Precision breeding refers to genetic changes in plants – and, in due course, animals, although that part of the legislation will follow at a later date – that have been achieved using modern genetic technologies but that ‘could equally have been achieved by traditional breeding’.

Typically, traditional breeding acts by selecting organisms with desirable traits, such as improved fruit or better frost tolerance, that have arisen via spontaneous mutation. Such mutations are most commonly changes to single DNA ‘letters’, known as base pairs, that occur due to natural mistakes made during DNA replication within the cell.

Modern gene editing technologies can generate the same changes, but in a highly targeted way. So instead of screening thousands of plants that each carry a different mutation to find the desired one, breeders can create it in one step.
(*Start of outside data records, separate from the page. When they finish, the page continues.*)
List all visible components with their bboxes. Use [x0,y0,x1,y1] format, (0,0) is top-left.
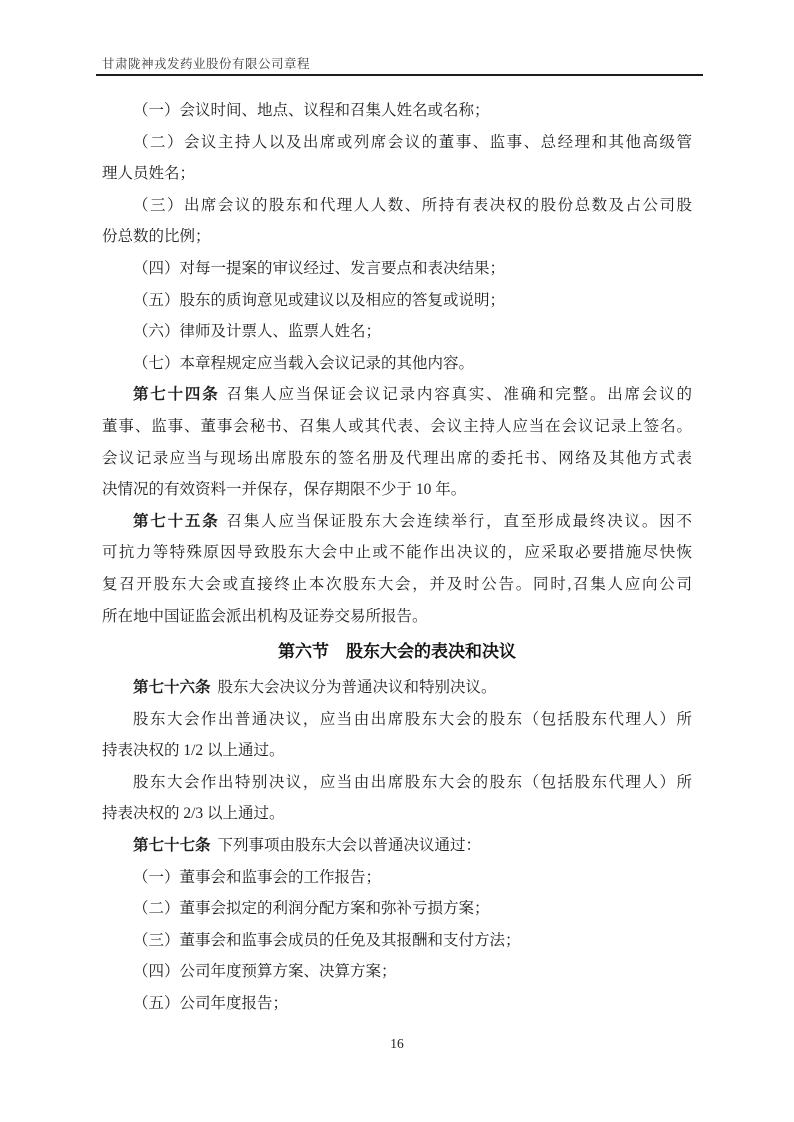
header-title: 甘肃陇神戎发药业股份有限公司章程 [102,54,310,72]
text-line: （一）董事会和监事会的工作报告； [102,862,692,894]
text-line: （三）出席会议的股东和代理人人数、所持有表决权的股份总数及占公司股 [102,190,692,222]
text-line: 第七十五条召集人应当保证股东大会连续举行，直至形成最终决议。因不 [102,506,692,538]
text-line: （二）董事会拟定的利润分配方案和弥补亏损方案； [102,893,692,925]
text-line: 持表决权的 1/2 以上通过。 [102,735,692,767]
text-line: （二）会议主持人以及出席或列席会议的董事、监事、总经理和其他高级管 [102,127,692,159]
text-line: （一）会议时间、地点、议程和召集人姓名或名称； [102,95,692,127]
text-line: 会议记录应当与现场出席股东的签名册及代理出席的委托书、网络及其他方式表 [102,443,692,475]
text-line: 份总数的比例； [102,221,692,253]
text-line: 所在地中国证监会派出机构及证券交易所报告。 [102,601,692,633]
text-line: （五）股东的质询意见或建议以及相应的答复或说明； [102,285,692,317]
header-rule [96,74,703,76]
text-line: 股东大会作出特别决议，应当由出席股东大会的股东（包括股东代理人）所 [102,767,692,799]
text-line: 第七十七条下列事项由股东大会以普通决议通过： [102,830,692,862]
text-line: 决情况的有效资料一并保存，保存期限不少于 10 年。 [102,474,692,506]
text-line: （六）律师及计票人、监票人姓名； [102,316,692,348]
document-body: （一）会议时间、地点、议程和召集人姓名或名称；（二）会议主持人以及出席或列席会议… [102,95,692,1020]
article-number: 第七十六条 [133,679,211,696]
article-number: 第七十五条 [133,513,220,530]
text-line: （四）公司年度预算方案、决算方案； [102,956,692,988]
text-line: 董事、监事、董事会秘书、召集人或其代表、会议主持人应当在会议记录上签名。 [102,411,692,443]
article-number: 第七十四条 [133,386,220,403]
text-line: （三）董事会和监事会成员的任免及其报酬和支付方法； [102,925,692,957]
text-line: 第七十四条召集人应当保证会议记录内容真实、准确和完整。出席会议的 [102,379,692,411]
text-line: 理人员姓名； [102,158,692,190]
text-line: 可抗力等特殊原因导致股东大会中止或不能作出决议的，应采取必要措施尽快恢 [102,537,692,569]
text-line: （四）对每一提案的审议经过、发言要点和表决结果； [102,253,692,285]
section-heading: 第六节 股东大会的表决和决议 [102,632,692,672]
text-line: （五）公司年度报告； [102,988,692,1020]
text-line: 第七十六条股东大会决议分为普通决议和特别决议。 [102,672,692,704]
page-number: 16 [0,1036,794,1052]
text-line: 复召开股东大会或直接终止本次股东大会，并及时公告。同时,召集人应向公司 [102,569,692,601]
text-line: 持表决权的 2/3 以上通过。 [102,798,692,830]
text-line: 股东大会作出普通决议，应当由出席股东大会的股东（包括股东代理人）所 [102,704,692,736]
article-number: 第七十七条 [133,837,211,854]
document-page: 甘肃陇神戎发药业股份有限公司章程 （一）会议时间、地点、议程和召集人姓名或名称；… [0,0,794,1122]
text-line: （七）本章程规定应当载入会议记录的其他内容。 [102,348,692,380]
Precision breeding therefore offers the potential for much faster development of crops with traits such as improved nutritional content or pathogen resistance. However, our consumer studies show public understanding of precision breeding is very low and there are concerns about the use of gene-editing techniques in agriculture.

The FSA has a duty to consumers to ensure the food they eat is safe and trusted, but our responsibilities extend to protecting ‘other consumer interests’, which include healthy diets, sustainable agriculture and animal welfare. Innovation can help to support all of these aims as well as giving consumers access to a wider variety of foods.
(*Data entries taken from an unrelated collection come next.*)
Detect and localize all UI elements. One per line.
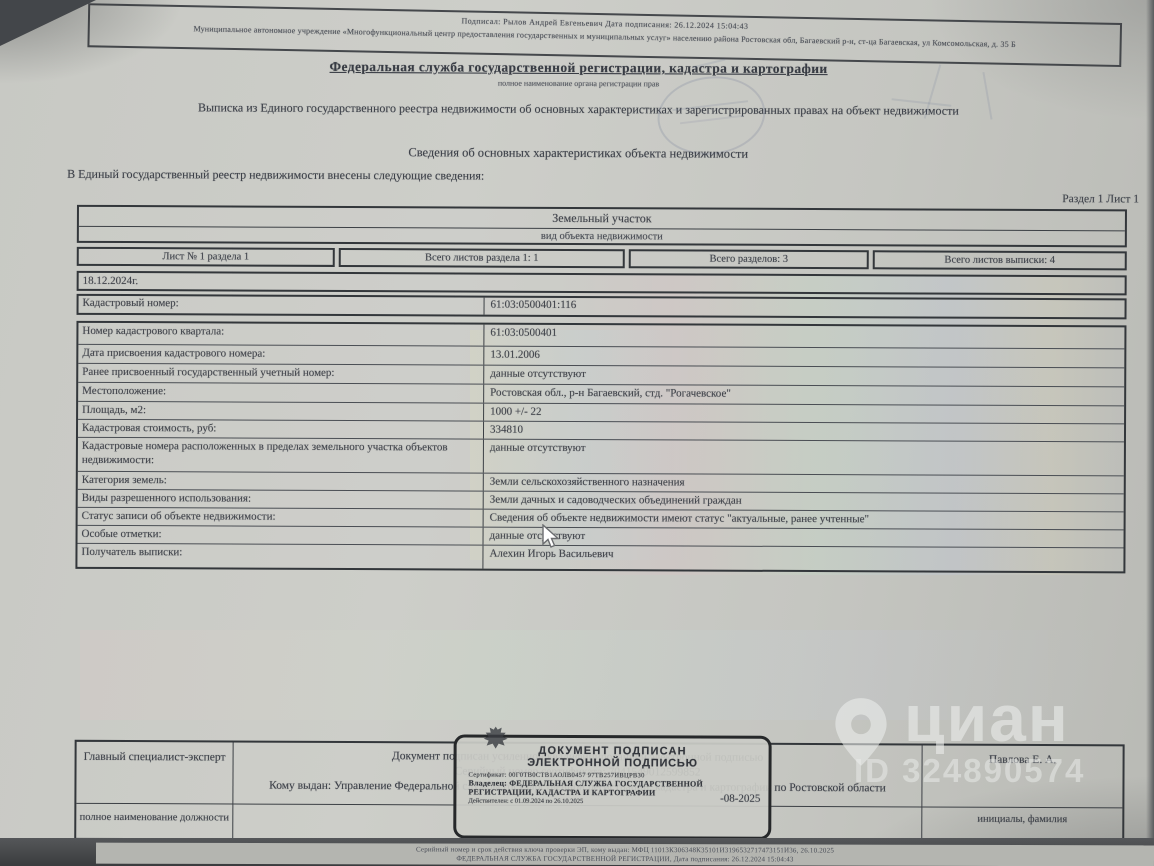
object-type-box: Земельный участок вид объекта недвижимос… bbox=[77, 205, 1127, 248]
row-label: Номер кадастрового квартала: bbox=[78, 323, 484, 346]
row-value: данные отсутствуют bbox=[484, 528, 1124, 548]
date-row: 18.12.2024г. bbox=[77, 271, 1127, 296]
esignature-stamp: ДОКУМЕНТ ПОДПИСАН ЭЛЕКТРОННОЙ ПОДПИСЬЮ С… bbox=[453, 734, 771, 839]
row-value: Алехин Игорь Васильевич bbox=[483, 546, 1123, 572]
row-label: Особые отметки: bbox=[78, 526, 484, 545]
row-value: 1000 +/- 22 bbox=[484, 404, 1124, 424]
section-page-label: Раздел 1 Лист 1 bbox=[1062, 193, 1139, 205]
position-caption-cell: полное наименование должности bbox=[76, 804, 233, 839]
row-label: Статус записи об объекте недвижимости: bbox=[78, 508, 484, 527]
row-value: данные отсутствуют bbox=[484, 440, 1124, 476]
row-value: данные отсутствуют bbox=[484, 366, 1124, 387]
row-value: Ростовская обл., р-н Багаевский, стд. "Р… bbox=[484, 385, 1124, 406]
intro-line: В Единый государственный реестр недвижим… bbox=[67, 167, 484, 184]
position-title-cell: Главный специалист-эксперт bbox=[76, 742, 233, 805]
coat-of-arms-icon bbox=[483, 726, 509, 750]
bleed-through-text: -08-2025 bbox=[720, 793, 760, 805]
meta-cell-sheets-in-section: Всего листов раздела 1: 1 bbox=[339, 248, 625, 268]
document-page: Подписал: Рылов Андрей Евгеньевич Дата п… bbox=[0, 0, 1154, 866]
mouse-cursor bbox=[540, 524, 562, 550]
stamp-title-2: ЭЛЕКТРОННОЙ ПОДПИСЬЮ bbox=[457, 756, 769, 769]
scan-edge-shadow bbox=[1146, 0, 1154, 866]
row-label: Категория земель: bbox=[78, 472, 484, 491]
signer-name-cell: Павлова Е. А. bbox=[922, 746, 1122, 809]
row-label: Виды разрешенного использования: bbox=[78, 490, 484, 509]
table-row: Получатель выписки: Алехин Игорь Василье… bbox=[77, 544, 1123, 572]
meta-cell-sheet: Лист № 1 раздела 1 bbox=[77, 247, 335, 267]
table-row: Кадастровые номера расположенных в преде… bbox=[78, 438, 1124, 477]
row-label: Кадастровый номер: bbox=[79, 296, 485, 315]
row-value: 334810 bbox=[484, 422, 1124, 442]
row-value: Земли сельскохозяйственного назначения bbox=[484, 474, 1124, 494]
object-type-caption: вид объекта недвижимости bbox=[79, 227, 1125, 249]
meta-cell-total-sheets: Всего листов выписки: 4 bbox=[873, 250, 1127, 270]
footer-line-2: ФЕДЕРАЛЬНАЯ СЛУЖБА ГОСУДАРСТВЕННОЙ РЕГИС… bbox=[96, 854, 1154, 865]
footer-strip: Серийный номер и срок действия ключа про… bbox=[96, 843, 1154, 866]
row-value: Сведения об объекте недвижимости имеют с… bbox=[484, 510, 1124, 530]
characteristics-table: Номер кадастрового квартала: 61:03:05004… bbox=[75, 321, 1126, 574]
esign-top-note: Подписал: Рылов Андрей Евгеньевич Дата п… bbox=[87, 3, 1122, 67]
row-label: Дата присвоения кадастрового номера: bbox=[78, 345, 484, 365]
row-label: Получатель выписки: bbox=[77, 544, 483, 569]
section-title: Сведения об основных характеристиках объ… bbox=[1, 143, 1154, 163]
meta-cell-total-sections: Всего разделов: 3 bbox=[629, 249, 869, 269]
row-value: 61:03:0500401 bbox=[484, 325, 1124, 349]
org-subtitle: полное наименование органа регистрации п… bbox=[2, 76, 1154, 90]
row-label: Местоположение: bbox=[78, 383, 484, 403]
row-value: 13.01.2006 bbox=[484, 347, 1124, 368]
row-label: Площадь, м2: bbox=[78, 402, 484, 421]
row-label: Кадастровые номера расположенных в преде… bbox=[78, 438, 484, 473]
row-value: Земли дачных и садоводческих объединений… bbox=[484, 492, 1124, 512]
extract-title: Выписка из Единого государственного реес… bbox=[41, 100, 1115, 120]
row-label: Ранее присвоенный государственный учетны… bbox=[78, 364, 484, 384]
row-value: 61:03:0500401:116 bbox=[485, 298, 1125, 318]
row-label: Кадастровая стоимость, руб: bbox=[78, 420, 484, 439]
cadastral-number-row: Кадастровый номер: 61:03:0500401:116 bbox=[77, 294, 1127, 320]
It is important we balance our approach to regulating precision breeding to deliver on each of these fronts. If regulations disable innovation by being unnecessarily burdensome, they delay mainstream use of the technology and prevent consumers from benefiting from new products. However, there must be no compromise on safety or in the safeguards that ensure public trust in the food system.

This is why, now that the Act has become law, we will be working with ministers to implement secondary legislation to create a robust, bespoke assessment process for precision-bred food and feed. As ever, this process will be underpinned by the best available scientific advice in order to ensure precision-bred food reaches market swiftly and safely.